You have a contract with Coca-Cola; Omnicom works for Pepsi. According to the Bank of America, the merger may involve conflicts of interest between clients.
This question has been raised by our competitors. But at WPP, for example, their clients within the same group include Colgate-Palmolive, Unilever, Procter & Gamble, Kimberly-Clark and part of Estée Lauder [Editor's note: all are multinational corporations that produce hygiene-related consumer products]. The fact that we serve clients who operate in the same market segment is part of normal life for our agencies. We do not plan to consolidate our networks. Clients will continue to have the same number of agencies to choose from and to be served by their current agencies. The potential for conflicts is hardly a revelation, and it's up to us to find solutions. We're working on it.
You led the internationalization of Publicis Groupe in the 1990s. What's the significance of this new development?
Marcel Bleustein-Blanchet made the first European moves in the 1970s. I was named CEO and chairman of the Management Board in November 1987. At the time, we were making about 70 percent of our revenues in France and the remaining 30 percent in Europe. I committed myself to expanding Publicis in order to face the challenge of globalization and begin competing with the big global groups, most of whom were American.
Since then the development of emerging countries and their spectacular growth have radically transformed the market, which is far more global now and more complex. China has become the third largest marketplace worldwide, after the U.S. and Japan, although in the 1980s there was absolutely no advertising in China. The first time I went there, the only ads I could see were state propaganda. At that time, Brazil was the 20th largest marketplace worldwide; now it's the sixth. Moreover, the development of Internet and digital communication has transformed people's lives and changed all kinds of economic models -- including for ad agencies and the media.
Our merger is motivated to serve our client better, with new capabilities. By uniting the operations of Omnicom and Publicis, we will also create a very rich group that is capable of investing in new technologies and their talents. It is absolutely not a move against the big Internet groups, but instead will provide opportunities to innovate on a collaborative and individual basis.

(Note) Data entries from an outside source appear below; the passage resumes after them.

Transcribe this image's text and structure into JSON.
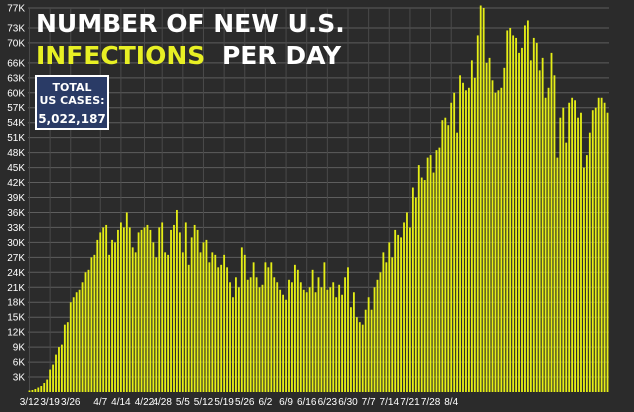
{
  "chart_data": {
    "type": "bar",
    "title_line1": "NUMBER OF NEW U.S.",
    "title_highlight": "INFECTIONS",
    "title_rest": "PER DAY",
    "total_box": {
      "line1": "TOTAL",
      "line2": "US CASES:",
      "value": "5,022,187"
    },
    "ylim": [
      0,
      77000
    ],
    "yticks": [
      "3K",
      "6K",
      "9K",
      "12K",
      "15K",
      "18K",
      "21K",
      "24K",
      "27K",
      "30K",
      "33K",
      "36K",
      "39K",
      "42K",
      "45K",
      "48K",
      "51K",
      "54K",
      "57K",
      "60K",
      "63K",
      "66K",
      "70K",
      "73K",
      "77K"
    ],
    "xtick_labels": [
      "3/12",
      "3/19",
      "3/26",
      "4/7",
      "4/14",
      "4/22",
      "4/28",
      "5/5",
      "5/12",
      "5/19",
      "5/26",
      "6/2",
      "6/9",
      "6/16",
      "6/23",
      "6/30",
      "7/7",
      "7/14",
      "7/21",
      "7/28",
      "8/4"
    ],
    "xtick_index": [
      0,
      7,
      14,
      24,
      31,
      39,
      45,
      52,
      59,
      66,
      73,
      80,
      87,
      94,
      101,
      108,
      115,
      122,
      129,
      136,
      143
    ],
    "values": [
      300,
      400,
      600,
      900,
      1200,
      1800,
      2500,
      4500,
      5500,
      7500,
      9000,
      9500,
      13500,
      14000,
      18000,
      19000,
      20000,
      20500,
      22000,
      24000,
      24500,
      27000,
      27500,
      30500,
      32000,
      33000,
      33500,
      27500,
      30500,
      30000,
      32500,
      34000,
      33000,
      36000,
      33000,
      29000,
      28000,
      32000,
      32500,
      33000,
      33500,
      32500,
      30000,
      27000,
      33000,
      34000,
      28000,
      27500,
      32500,
      33500,
      36500,
      32000,
      28000,
      34000,
      25500,
      31000,
      33500,
      32500,
      28000,
      30000,
      30500,
      26000,
      28000,
      27500,
      25000,
      25500,
      27500,
      25000,
      22000,
      19000,
      23000,
      21000,
      29000,
      27500,
      22500,
      23000,
      26000,
      23000,
      21000,
      21500,
      26000,
      25000,
      26000,
      23000,
      22000,
      20500,
      19500,
      18500,
      22500,
      22000,
      25500,
      24500,
      22000,
      20500,
      20000,
      21000,
      24500,
      20000,
      23000,
      21000,
      26000,
      20500,
      21000,
      22000,
      19000,
      21500,
      19500,
      23000,
      25000,
      17000,
      20000,
      15000,
      14000,
      13500,
      16500,
      19000,
      16500,
      21000,
      22500,
      24000,
      28000,
      26000,
      30000,
      27000,
      32500,
      31500,
      31000,
      34000,
      36000,
      33000,
      41000,
      39000,
      45500,
      43000,
      42500,
      47000,
      47500,
      44000,
      48500,
      49000,
      54500,
      55000,
      53500,
      58000,
      60000,
      52000,
      63500,
      62000,
      60500,
      61000,
      66500,
      63000,
      71500,
      77500,
      77000,
      66000,
      67000,
      62500,
      60000,
      60500,
      61000,
      65000,
      72500,
      73000,
      71500,
      71000,
      68000,
      69000,
      73500,
      74500,
      66500,
      71000,
      70000,
      64500,
      67000,
      59000,
      61000,
      68000,
      63500,
      47000,
      55000,
      57000,
      50000,
      58000,
      59000,
      58500,
      55000,
      56000,
      45000,
      47500,
      52000,
      56500,
      57000,
      59000,
      59000,
      58000,
      56000
    ]
  }
}
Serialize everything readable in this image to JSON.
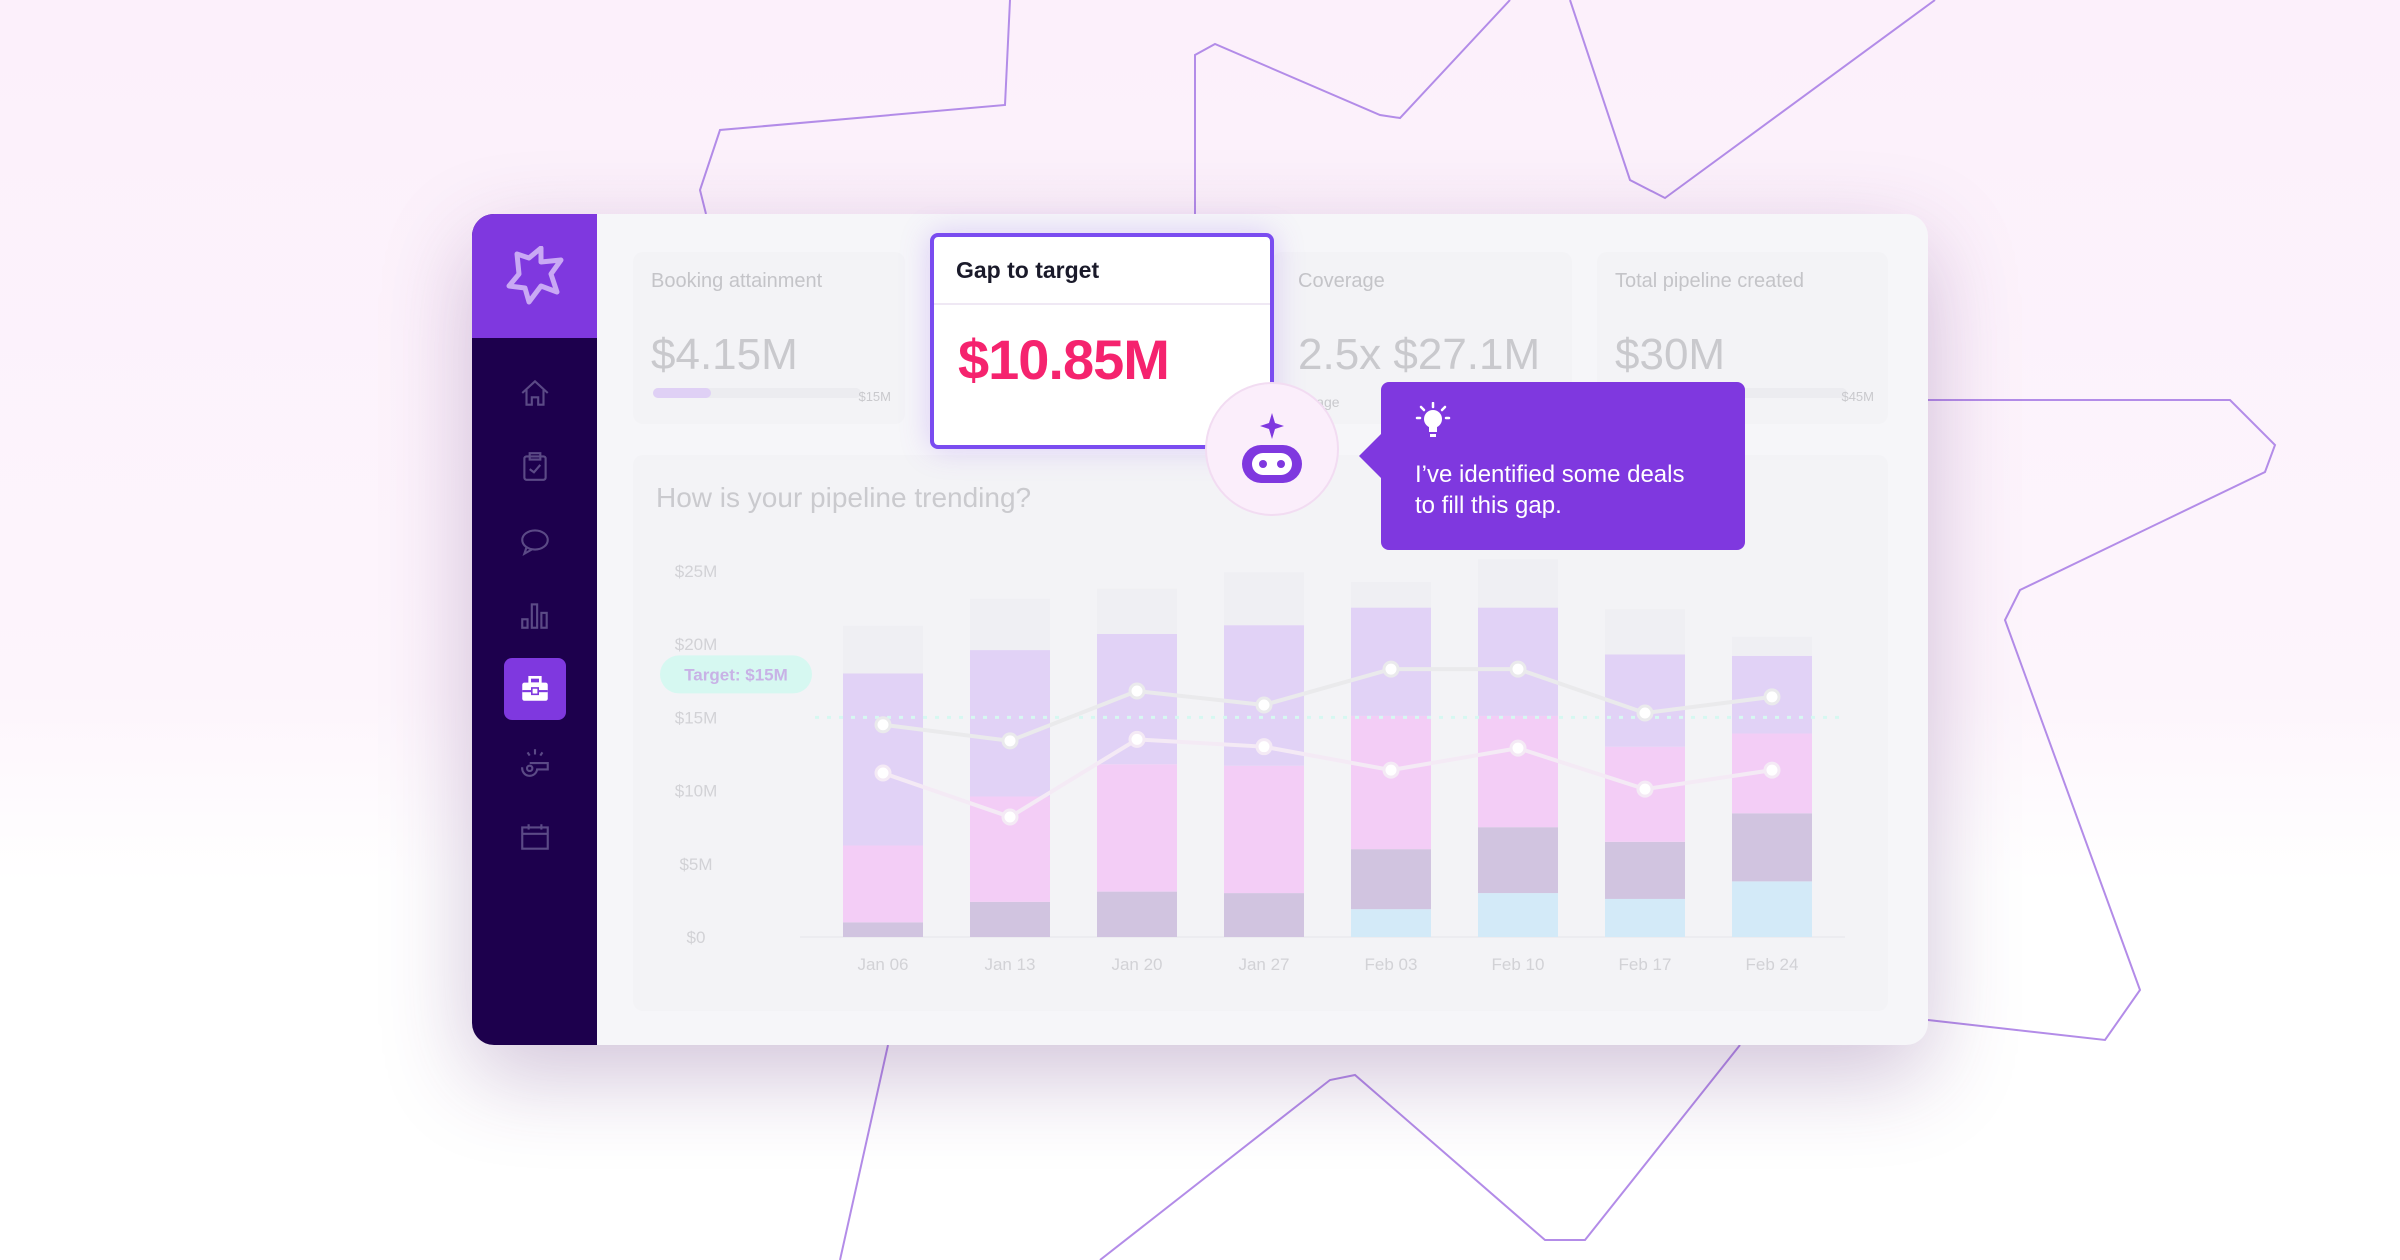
{
  "sidebar": {
    "items": [
      {
        "icon": "home-icon",
        "active": false
      },
      {
        "icon": "clipboard-check-icon",
        "active": false
      },
      {
        "icon": "chat-icon",
        "active": false
      },
      {
        "icon": "bar-chart-icon",
        "active": false
      },
      {
        "icon": "briefcase-icon",
        "active": true
      },
      {
        "icon": "whistle-icon",
        "active": false
      },
      {
        "icon": "calendar-icon",
        "active": false
      }
    ]
  },
  "metrics": {
    "booking": {
      "label": "Booking attainment",
      "value": "$4.15M",
      "cap": "$15M",
      "progress": 0.28
    },
    "gap": {
      "label": "Gap to target",
      "value": "$10.85M"
    },
    "coverage": {
      "label": "Coverage",
      "value": "2.5x  $27.1M",
      "sub": "coverage"
    },
    "total": {
      "label": "Total pipeline created",
      "value": "$30M",
      "cap": "$45M",
      "progress": 0.67
    }
  },
  "assistant": {
    "message": "I’ve identified some deals to fill this gap."
  },
  "colors": {
    "accent": "#7f38df",
    "gap": "#f5236e",
    "sidebar": "#1d004d"
  },
  "chart_data": {
    "type": "bar",
    "title": "How is your pipeline trending?",
    "categories": [
      "Jan 06",
      "Jan 13",
      "Jan 20",
      "Jan 27",
      "Feb 03",
      "Feb 10",
      "Feb 17",
      "Feb 24"
    ],
    "yticks": [
      "$0",
      "$5M",
      "$10M",
      "$15M",
      "$20M",
      "$25M"
    ],
    "ylim": [
      0,
      25
    ],
    "stacked": true,
    "series": [
      {
        "color": "#d3eaf8",
        "values": [
          0,
          0,
          0,
          0,
          1.9,
          3.0,
          2.6,
          3.8
        ]
      },
      {
        "color": "#d1c4e0",
        "values": [
          1.0,
          2.4,
          3.1,
          3.0,
          4.1,
          4.5,
          3.9,
          4.65
        ]
      },
      {
        "color": "#f3cdf6",
        "values": [
          5.25,
          7.2,
          8.7,
          8.7,
          9.1,
          7.6,
          6.5,
          5.45
        ]
      },
      {
        "color": "#e1d2f6",
        "values": [
          11.75,
          10.0,
          8.9,
          9.6,
          7.4,
          7.4,
          6.3,
          5.3
        ]
      },
      {
        "color": "#efeff3",
        "values": [
          3.25,
          3.5,
          3.1,
          3.6,
          1.75,
          3.3,
          3.1,
          1.3
        ]
      }
    ],
    "lines": [
      {
        "color": "#eaeaec",
        "values": [
          14.5,
          13.4,
          16.8,
          15.85,
          18.3,
          18.3,
          15.3,
          16.4
        ]
      },
      {
        "color": "#f4eaf5",
        "values": [
          11.2,
          8.2,
          13.5,
          13.0,
          11.4,
          12.9,
          10.1,
          11.4
        ]
      }
    ],
    "target": {
      "value": 15,
      "label": "Target: $15M",
      "color": "#d6f8f1"
    }
  }
}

In September 2002, we made an acquisition that enabled us to almost double in size [Editor's note: BCom3, a 3.42 billion euro operation, backed by a strategic agreement with Dentsu, Japan's largest advertiser, which held 15 percent of the capital of the new group]. This was a difficult acquisition, but at the time we didn't have the same kind of experience or the same means that we have today. And we integrated it remarkably well.

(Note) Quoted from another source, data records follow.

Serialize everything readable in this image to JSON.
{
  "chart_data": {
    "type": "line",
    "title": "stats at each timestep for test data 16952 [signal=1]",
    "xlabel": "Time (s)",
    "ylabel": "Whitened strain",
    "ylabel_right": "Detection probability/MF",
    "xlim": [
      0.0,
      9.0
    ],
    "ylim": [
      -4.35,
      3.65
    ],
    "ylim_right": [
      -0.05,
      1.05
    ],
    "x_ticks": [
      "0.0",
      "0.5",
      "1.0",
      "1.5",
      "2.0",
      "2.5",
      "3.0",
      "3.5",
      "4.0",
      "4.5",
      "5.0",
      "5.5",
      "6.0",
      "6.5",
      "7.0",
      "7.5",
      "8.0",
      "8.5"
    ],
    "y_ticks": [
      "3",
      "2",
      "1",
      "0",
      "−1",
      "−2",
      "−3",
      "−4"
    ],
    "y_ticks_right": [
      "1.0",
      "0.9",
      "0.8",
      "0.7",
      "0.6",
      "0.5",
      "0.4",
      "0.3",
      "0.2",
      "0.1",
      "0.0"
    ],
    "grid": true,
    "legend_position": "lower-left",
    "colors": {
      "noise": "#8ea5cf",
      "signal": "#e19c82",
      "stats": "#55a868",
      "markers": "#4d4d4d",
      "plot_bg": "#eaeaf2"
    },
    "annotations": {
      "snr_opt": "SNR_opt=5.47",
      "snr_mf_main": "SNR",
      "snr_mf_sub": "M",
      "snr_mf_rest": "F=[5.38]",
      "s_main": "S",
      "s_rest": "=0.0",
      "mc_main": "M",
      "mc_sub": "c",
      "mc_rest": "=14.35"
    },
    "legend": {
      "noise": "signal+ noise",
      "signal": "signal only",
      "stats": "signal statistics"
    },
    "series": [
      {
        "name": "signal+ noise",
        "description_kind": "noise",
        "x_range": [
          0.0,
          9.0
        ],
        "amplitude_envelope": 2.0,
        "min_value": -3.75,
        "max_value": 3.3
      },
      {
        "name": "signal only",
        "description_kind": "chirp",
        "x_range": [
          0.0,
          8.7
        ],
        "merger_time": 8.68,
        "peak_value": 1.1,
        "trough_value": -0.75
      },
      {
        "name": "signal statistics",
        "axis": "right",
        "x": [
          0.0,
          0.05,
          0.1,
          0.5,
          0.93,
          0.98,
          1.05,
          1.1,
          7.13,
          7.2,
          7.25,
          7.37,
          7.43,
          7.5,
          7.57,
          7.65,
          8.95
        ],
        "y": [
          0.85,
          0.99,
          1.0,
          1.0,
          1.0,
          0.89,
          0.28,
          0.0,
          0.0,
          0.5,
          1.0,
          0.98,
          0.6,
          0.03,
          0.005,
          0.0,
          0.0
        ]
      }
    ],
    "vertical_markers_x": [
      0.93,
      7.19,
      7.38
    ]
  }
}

Publicis is a more centralized group than Omnicom. Are the two groups' corporate cultures too different for this to work?
We need to look at two things here: company values and corporate culture. Our values are totally comparable. Both our groups are based on identical human principles. We share the same respect for individuals, for cultures, for diversity, as well as irreproachable ethics and similar emphasis on decent treatment for our team workers and suppliers.
There are some differences in terms of corporate culture. They are American, we are French. They're attached to their roots, and so are we, but today, already, 48 percent of our revenue stems from the United States.
The Deutsche Bank estimates that it will take at least two or three years before the new entity will be fully integrated.
In my opinion it will be shorter. We're only merging the holding company, not our respective networks.
Is the group planning acquisitions?
We have a few small acquisitions in the pipe, and we'll complete them. We may have some medium-sized acquisitions for specific products or countries, but there are no major projects.